Connecticut rides the ‘Laffer Curve’

Published 10:40 pm Thursday, February 12, 2015

 

As if we needed more evidence that “tax the rich” schemes backfire, the state of Connecticut is now begging its wealthy residents not to leave — and keeping a close watch on them if they stay.

“If you’re a billionaire living in Connecticut, chances are the tax department is keeping an eye on you,” the Associated Press reports. “In a state home to some of the richest Americans, tax officials go to some lengths to keep them — or, more accurately, keep the billions of dollars in revenue their income taxes generate.”

As Connecticut continues to raise its state income tax rates, it worries it will lose wealthy residents for more tax-friendly states.

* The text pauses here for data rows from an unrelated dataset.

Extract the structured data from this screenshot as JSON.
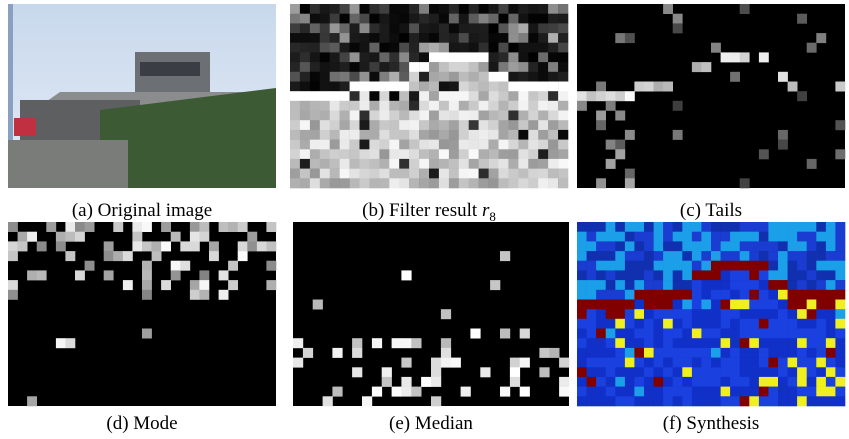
{
  "figure": {
    "panels": [
      {
        "caption": "(a) Original image"
      },
      {
        "caption": "(b) Filter result",
        "math": "r",
        "subscript": "8"
      },
      {
        "caption": "(c) Tails"
      },
      {
        "caption": "(d) Mode"
      },
      {
        "caption": "(e) Median"
      },
      {
        "caption": "(f) Synthesis"
      }
    ]
  }
}
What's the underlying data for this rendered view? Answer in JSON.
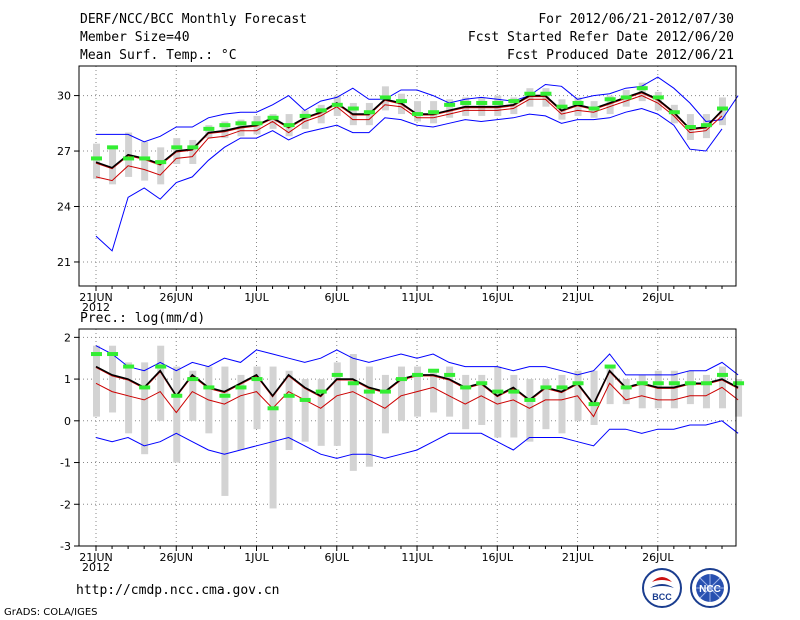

“Two years ago, tax officials were alarmed that a super-rich hedge fund owner might leave and reduce the state’s income tax revenue,” AP explained. “They set up a meeting and urged the unidentified taxpayer to stay. The effort was partly successful, with the taxpayer leaving Connecticut but agreeing to keep the hedge fund here.”

Why are they so worried?



They raised taxes over several years, starting in 2011. And in 2014, federal tax breaks expired on upper incomes.

“In April 2014, super-rich taxpayers in Connecticut and elsewhere shielded their income through charitable donations or other means to avoid a tax hit following the expiration of federal tax cuts,” AP notes. “The result: Connecticut income tax revenue plunged by nearly $281 million, more than 14 percent, compared with the same month a year before. In the 2014 budget year, state income tax revenue was $8.7 billion, more than half the $16.4 billion in total revenue from taxes and fees.”

What’s going on here is something called the “Laffer Curve.” That curve, famously sketched onto a cocktail napkin at a dinner in Washington, D.C., in 1974, shows that raising tax rates doesn’t always mean raising tax revenues.

“At a tax rate of 0 percent, the government would collect no tax revenues, no matter how large the tax base,” Laffer himself explained recently. “Likewise, at a 100 percent tax rate, the government would also collect no revenues because no one would be willing to work for an after-tax wage of zero — there would be no tax base. Between these extremes, there are two tax rates that will collect the same amount of revenue: A high tax rate on a small tax base and a low rate on a large tax base.”

People change their behavior in response to tax policies. They can hire smart accountants to find tax shelters, they can move their income or even their domiciles, they can even choose to work less.

“When tax rates rise, all of the above avoidance measures come into play, plus outright tax evasion,” Laffer said.

And that’s what has Connecticut worried, and it’s what has them watching their wealthiest taxpayers — and asking them to stay.

But here’s a novel policy change Connecticut might consider — it could lower tax rates.

It works for Texas and other low-tax states. More than 1,000 people move to Texas every day. Many of them are even wealthy.